I've made a trivial example program simply generating consecutive numbers, sending them in a channel and accumulate them by the receiver thread. Motivation was to get a feeling for performance of different channel implementations (std::mpsc, crossbeam, ...). However I got strange results on MacOS intel where the release build is significantly slower (5x) with std::mpsc than the debug build.
Here is the code and a README.md containing my benchmark results for different platforms:
With std::mpsc now being based on the crossbeam code, I would also have expected a very similar runtime behaviour for both implementations, which apart from windows (!) does not seem to be the case.
After quick test I believe that the culprit is using a bounded channel with very low capacity. When I raised capacity from 5 to 5000 I've noticed ~3.5x speed improvement when running std channel in release compared to the debug build.
So maybe the optimized "number generator" part is too fast in release builds and triggers some sub optimal behavior in this case? Seems to depend very much on the machine running the code.

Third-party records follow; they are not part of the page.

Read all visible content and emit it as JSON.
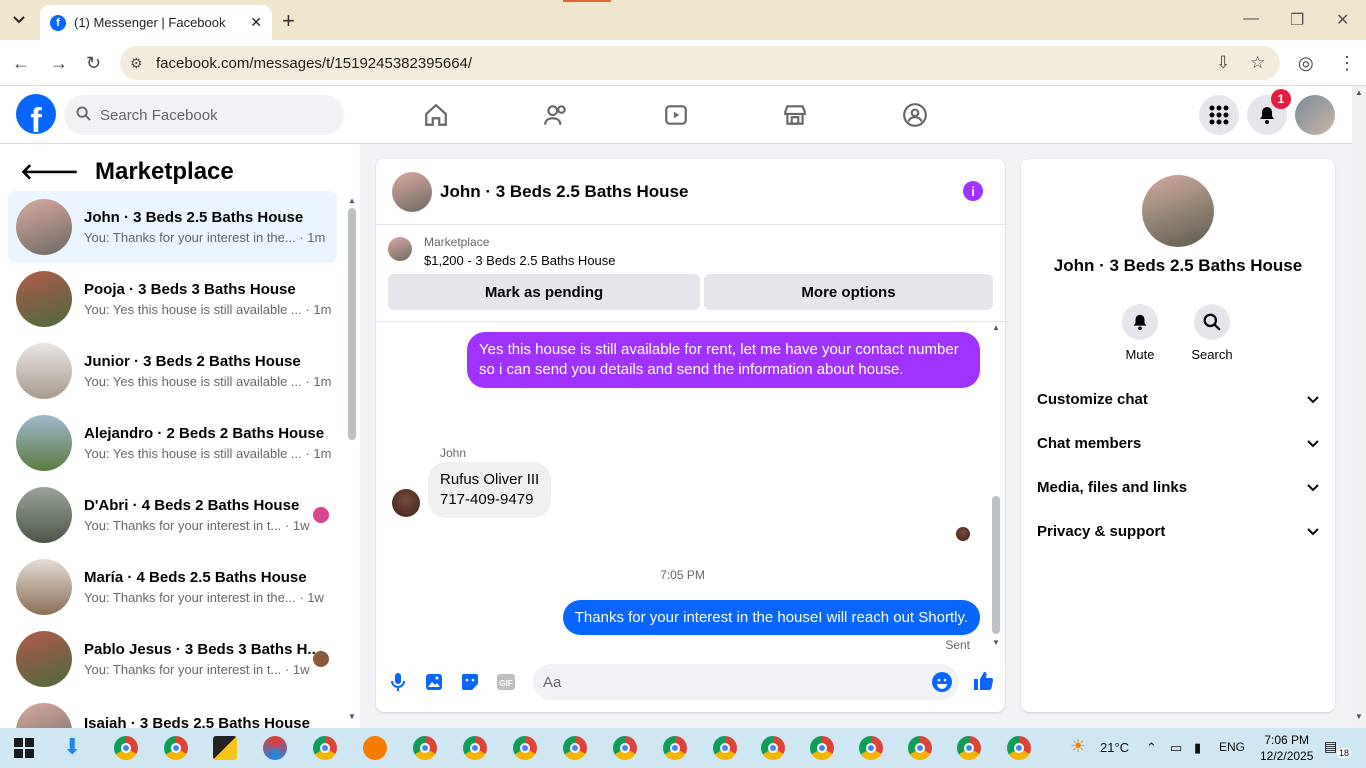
{
  "browser": {
    "tab_title": "(1) Messenger | Facebook",
    "url": "facebook.com/messages/t/1519245382395664/"
  },
  "fb": {
    "search_placeholder": "Search Facebook",
    "notification_count": "1"
  },
  "left": {
    "title": "Marketplace",
    "conversations": [
      {
        "name": "John · 3 Beds 2.5 Baths House",
        "snippet": "You: Thanks for your interest in the...",
        "time": "· 1m",
        "color": "#8a7a6a"
      },
      {
        "name": "Pooja · 3 Beds 3 Baths House",
        "snippet": "You: Yes this house is still available ...",
        "time": "· 1m",
        "color": "#a0665a"
      },
      {
        "name": "Junior · 3 Beds 2 Baths House",
        "snippet": "You: Yes this house is still available ...",
        "time": "· 1m",
        "color": "#c9c4bf"
      },
      {
        "name": "Alejandro · 2 Beds 2 Baths House",
        "snippet": "You: Yes this house is still available ...",
        "time": "· 1m",
        "color": "#6e8a5a"
      },
      {
        "name": "D'Abri · 4 Beds 2 Baths House",
        "snippet": "You: Thanks for your interest in t...",
        "time": "· 1w",
        "color": "#7d8574"
      },
      {
        "name": "María · 4 Beds 2.5 Baths House",
        "snippet": "You: Thanks for your interest in the...",
        "time": "· 1w",
        "color": "#b8a898"
      },
      {
        "name": "Pablo Jesus · 3 Beds 3 Baths H...",
        "snippet": "You: Thanks for your interest in t...",
        "time": "· 1w",
        "color": "#9a5c4a"
      },
      {
        "name": "Isaiah · 3 Beds 2.5 Baths House",
        "snippet": "",
        "time": "",
        "color": "#8a7a6a"
      }
    ]
  },
  "chat": {
    "title": "John · 3 Beds 2.5 Baths House",
    "marketplace_label": "Marketplace",
    "listing": "$1,200 - 3 Beds 2.5 Baths House",
    "mark_pending": "Mark as pending",
    "more_options": "More options",
    "msg_out_1": "Yes this house is still available for rent, let me have your contact number so i can send you details and send the information about house.",
    "sender_name": "John",
    "msg_in_line1": "Rufus Oliver III",
    "msg_in_line2": "717-409-9479",
    "timestamp": "7:05 PM",
    "msg_out_2": "Thanks for your interest in the houseI will reach out Shortly.",
    "status": "Sent",
    "composer_placeholder": "Aa"
  },
  "info": {
    "name": "John · 3 Beds 2.5 Baths House",
    "mute": "Mute",
    "search": "Search",
    "sections": [
      "Customize chat",
      "Chat members",
      "Media, files and links",
      "Privacy & support"
    ]
  },
  "taskbar": {
    "temperature": "21°C",
    "language": "ENG",
    "time": "7:06 PM",
    "date": "12/2/2025",
    "notif": "18"
  },
  "colors": {
    "brand": "#0866ff",
    "accent": "#a033ff"
  }
}
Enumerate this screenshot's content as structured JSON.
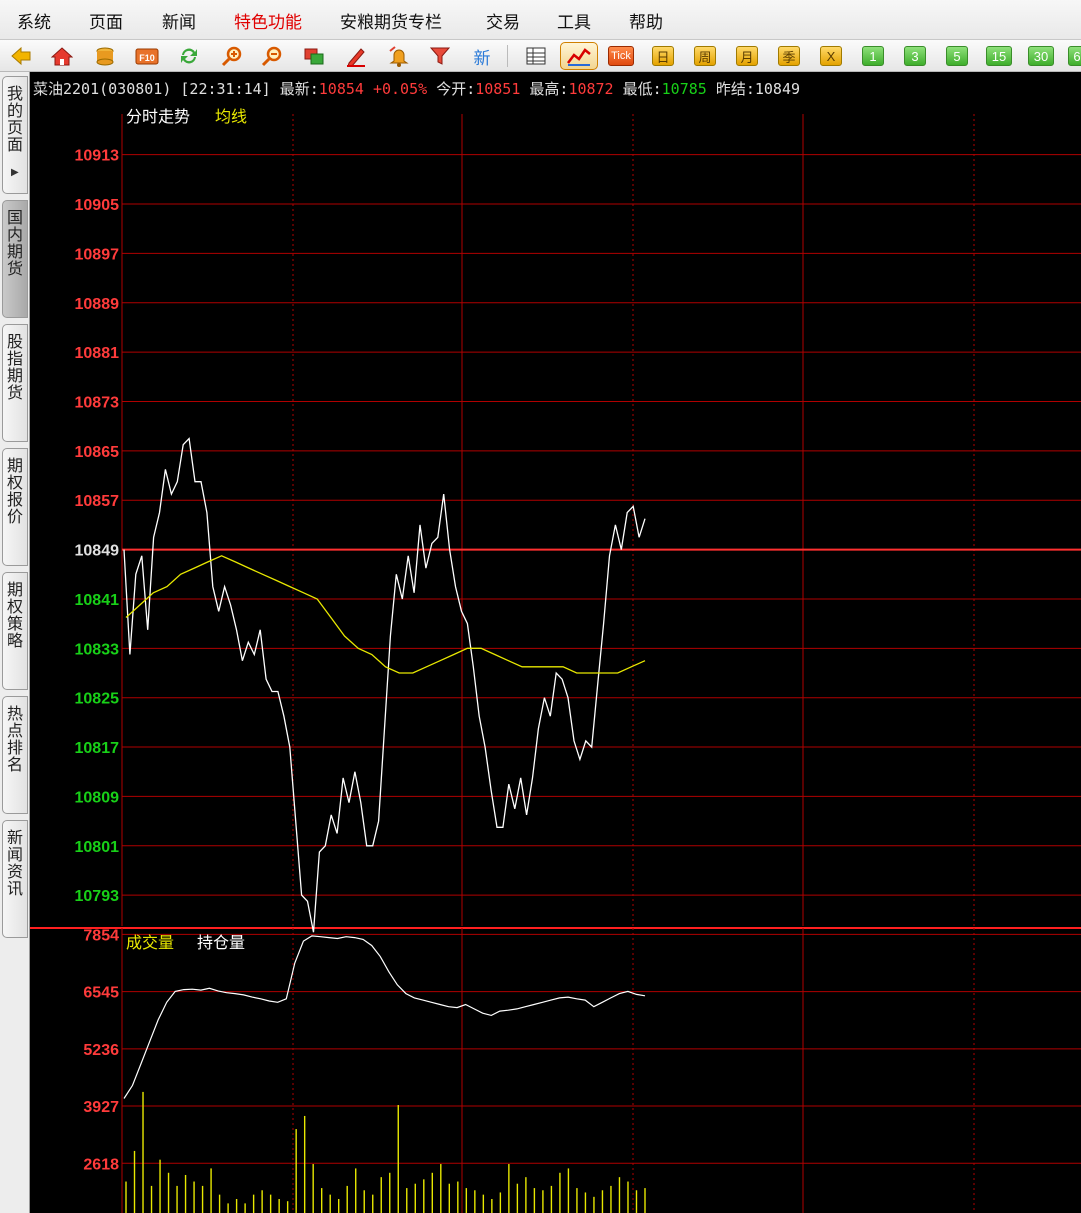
{
  "menu": [
    {
      "label": "系统",
      "highlight": false
    },
    {
      "label": "页面",
      "highlight": false
    },
    {
      "label": "新闻",
      "highlight": false
    },
    {
      "label": "特色功能",
      "highlight": true
    },
    {
      "label": "安粮期货专栏",
      "highlight": false
    },
    {
      "label": "交易",
      "highlight": false
    },
    {
      "label": "工具",
      "highlight": false
    },
    {
      "label": "帮助",
      "highlight": false
    }
  ],
  "toolbar": {
    "icons": [
      "back-arrow-icon",
      "home-icon",
      "database-icon",
      "f10-icon",
      "refresh-icon",
      "zoom-in-icon",
      "zoom-out-icon",
      "window-icon",
      "pencil-icon",
      "bell-icon",
      "filter-icon"
    ],
    "new_label": "新",
    "tick_label": "Tick",
    "periods": [
      "日",
      "周",
      "月",
      "季",
      "X"
    ],
    "minutes": [
      "1",
      "3",
      "5",
      "15",
      "30",
      "6"
    ]
  },
  "sidebar": [
    {
      "label": "我的页面",
      "active": false
    },
    {
      "label": "国内期货",
      "active": true
    },
    {
      "label": "股指期货",
      "active": false
    },
    {
      "label": "期权报价",
      "active": false
    },
    {
      "label": "期权策略",
      "active": false
    },
    {
      "label": "热点排名",
      "active": false
    },
    {
      "label": "新闻资讯",
      "active": false
    }
  ],
  "quote": {
    "name": "菜油2201(030801)",
    "time": "[22:31:14]",
    "latest_label": "最新:",
    "latest": "10854",
    "change": "+0.05%",
    "open_label": "今开:",
    "open": "10851",
    "high_label": "最高:",
    "high": "10872",
    "low_label": "最低:",
    "low": "10785",
    "prev_settle_label": "昨结:",
    "prev_settle": "10849"
  },
  "colors": {
    "grid": "#b00000",
    "price": "#ffffff",
    "avg": "#e8e800",
    "up": "#ff3b3b",
    "down": "#18d018",
    "even": "#e0e0e0"
  },
  "chart_data": [
    {
      "type": "line",
      "legend": [
        "分时走势",
        "均线"
      ],
      "y_ticks": [
        10913,
        10905,
        10897,
        10889,
        10881,
        10873,
        10865,
        10857,
        10849,
        10841,
        10833,
        10825,
        10817,
        10809,
        10801,
        10793
      ],
      "ylim": [
        10788,
        10917
      ],
      "prev_settle": 10849,
      "series": [
        {
          "name": "分时走势",
          "values": [
            10849,
            10832,
            10845,
            10848,
            10836,
            10851,
            10855,
            10862,
            10858,
            10860,
            10866,
            10867,
            10860,
            10860,
            10855,
            10843,
            10839,
            10843,
            10840,
            10836,
            10831,
            10834,
            10832,
            10836,
            10828,
            10826,
            10826,
            10822,
            10817,
            10805,
            10793,
            10792,
            10787,
            10800,
            10801,
            10806,
            10803,
            10812,
            10808,
            10813,
            10808,
            10801,
            10801,
            10805,
            10820,
            10835,
            10845,
            10841,
            10848,
            10842,
            10853,
            10846,
            10850,
            10851,
            10858,
            10849,
            10843,
            10839,
            10837,
            10830,
            10822,
            10817,
            10810,
            10804,
            10804,
            10811,
            10807,
            10812,
            10806,
            10812,
            10820,
            10825,
            10822,
            10829,
            10828,
            10825,
            10818,
            10815,
            10818,
            10817,
            10827,
            10837,
            10848,
            10853,
            10849,
            10855,
            10856,
            10851,
            10854
          ],
          "x_step": 1
        },
        {
          "name": "均线",
          "values": [
            10838,
            10840,
            10842,
            10843,
            10845,
            10846,
            10847,
            10848,
            10847,
            10846,
            10845,
            10844,
            10843,
            10842,
            10841,
            10838,
            10835,
            10833,
            10832,
            10830,
            10829,
            10829,
            10830,
            10831,
            10832,
            10833,
            10833,
            10832,
            10831,
            10830,
            10830,
            10830,
            10830,
            10829,
            10829,
            10829,
            10829,
            10830,
            10831
          ],
          "x_step": 5
        }
      ]
    },
    {
      "type": "bar",
      "legend": [
        "成交量",
        "持仓量"
      ],
      "y_ticks": [
        7854,
        6545,
        5236,
        3927,
        2618
      ],
      "ylim": [
        1480,
        8000
      ],
      "series": [
        {
          "name": "持仓量",
          "values": [
            4100,
            4400,
            4900,
            5400,
            5900,
            6300,
            6550,
            6590,
            6600,
            6580,
            6620,
            6560,
            6520,
            6500,
            6470,
            6420,
            6380,
            6330,
            6300,
            6380,
            7200,
            7700,
            7820,
            7800,
            7780,
            7760,
            7800,
            7780,
            7740,
            7600,
            7350,
            7000,
            6700,
            6500,
            6400,
            6350,
            6300,
            6250,
            6200,
            6180,
            6250,
            6150,
            6050,
            6000,
            6100,
            6120,
            6150,
            6200,
            6250,
            6300,
            6350,
            6400,
            6420,
            6380,
            6350,
            6200,
            6300,
            6400,
            6500,
            6550,
            6480,
            6450
          ],
          "x_step": 8.5
        },
        {
          "name": "成交量",
          "values": [
            2200,
            2900,
            4250,
            2100,
            2700,
            2400,
            2100,
            2350,
            2200,
            2100,
            2500,
            1900,
            1700,
            1800,
            1700,
            1900,
            2000,
            1900,
            1800,
            1750,
            3400,
            3700,
            2600,
            2050,
            1900,
            1800,
            2100,
            2500,
            2000,
            1900,
            2300,
            2400,
            3950,
            2050,
            2150,
            2250,
            2400,
            2600,
            2150,
            2200,
            2050,
            2000,
            1900,
            1800,
            1950,
            2600,
            2150,
            2300,
            2050,
            2000,
            2100,
            2400,
            2500,
            2050,
            1950,
            1850,
            2000,
            2100,
            2300,
            2200,
            2000,
            2050
          ],
          "x_step": 8.5
        }
      ]
    }
  ]
}
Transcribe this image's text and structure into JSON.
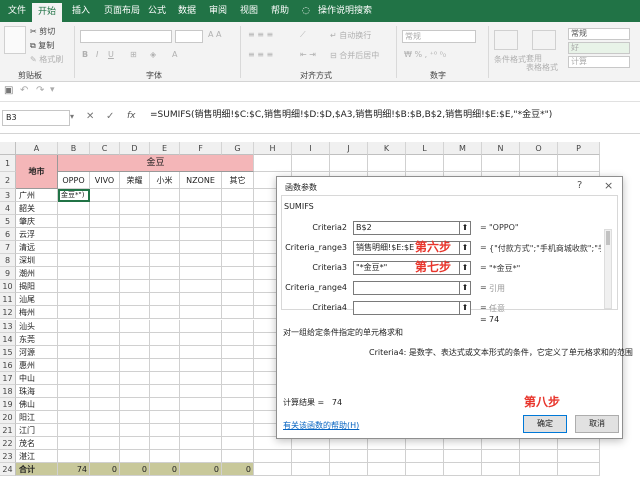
{
  "tabs": [
    "文件",
    "开始",
    "插入",
    "页面布局",
    "公式",
    "数据",
    "审阅",
    "视图",
    "帮助"
  ],
  "tell_me": "操作说明搜索",
  "ribbon": {
    "clipboard": {
      "cut": "剪切",
      "copy": "复制",
      "format_painter": "格式刷",
      "label": "剪贴板"
    },
    "font": {
      "label": "字体"
    },
    "align": {
      "wrap": "自动换行",
      "merge": "合并后居中",
      "label": "对齐方式"
    },
    "number": {
      "format": "常规",
      "label": "数字"
    },
    "styles": {
      "cond": "条件格式",
      "table": "套用\n表格格式",
      "normal": "常规",
      "good": "好",
      "calc": "计算"
    }
  },
  "formula_bar": {
    "name_box": "B3",
    "formula": "=SUMIFS(销售明细!$C:$C,销售明细!$D:$D,$A3,销售明细!$B:$B,B$2,销售明细!$E:$E,\"*金豆*\")"
  },
  "sheet": {
    "columns": [
      "A",
      "B",
      "C",
      "D",
      "E",
      "F",
      "G",
      "H",
      "I",
      "J",
      "K",
      "L",
      "M",
      "N",
      "O",
      "P"
    ],
    "rows": [
      "1",
      "2",
      "3",
      "4",
      "5",
      "6",
      "7",
      "8",
      "9",
      "10",
      "11",
      "12",
      "13",
      "14",
      "15",
      "16",
      "17",
      "18",
      "19",
      "20",
      "21",
      "22",
      "23",
      "24"
    ],
    "header_city": "地市",
    "header_group": "金豆",
    "header_channels": [
      "OPPO",
      "VIVO",
      "荣耀",
      "小米",
      "NZONE",
      "其它"
    ],
    "b3_text": "金豆*\")",
    "cities": [
      "广州",
      "韶关",
      "肇庆",
      "云浮",
      "清远",
      "深圳",
      "潮州",
      "揭阳",
      "汕尾",
      "梅州",
      "汕头",
      "东莞",
      "河源",
      "惠州",
      "中山",
      "珠海",
      "佛山",
      "阳江",
      "江门",
      "茂名",
      "湛江"
    ],
    "total_label": "合计",
    "totals": [
      "74",
      "0",
      "0",
      "0",
      "0",
      "0"
    ]
  },
  "dialog": {
    "title": "函数参数",
    "help_icon": "?",
    "close_icon": "×",
    "func": "SUMIFS",
    "args": [
      {
        "label": "Criteria2",
        "value": "B$2",
        "result": "\"OPPO\"",
        "step": ""
      },
      {
        "label": "Criteria_range3",
        "value": "销售明细!$E:$E",
        "result": "{\"付款方式\";\"手机商城收款\";\"手机",
        "step": "第六步"
      },
      {
        "label": "Criteria3",
        "value": "\"*金豆*\"",
        "result": "\"*金豆*\"",
        "step": "第七步"
      },
      {
        "label": "Criteria_range4",
        "value": "",
        "result": "引用",
        "step": ""
      },
      {
        "label": "Criteria4",
        "value": "",
        "result": "任意",
        "step": ""
      }
    ],
    "eq": "=",
    "total_result": "74",
    "description": "对一组给定条件指定的单元格求和",
    "arg_desc": "Criteria4:  是数字、表达式或文本形式的条件，它定义了单元格求和的范围",
    "calc_result": "计算结果 =   74",
    "step8": "第八步",
    "help_link": "有关该函数的帮助(H)",
    "ok": "确定",
    "cancel": "取消"
  }
}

But why doesn't crossbeam show this behavior? Have the implementations derived again since that merge?
But you are right, increasing the bound does help a lot (even 100 gives a much better result). I should have tried this, too.
Are all CPUs busy? If they are, a whole set of new problems appear. When a channel unblocks, and no CPU is idle, how soon does the read end get some CPU time? This depends on the operating system's scheduler and how the code unlocks a lock.
Consider trying parking_lot's fair queues, for comparison. That's better at avoiding starvation under heavy load, at the cost of a little more CPU time at each unlock.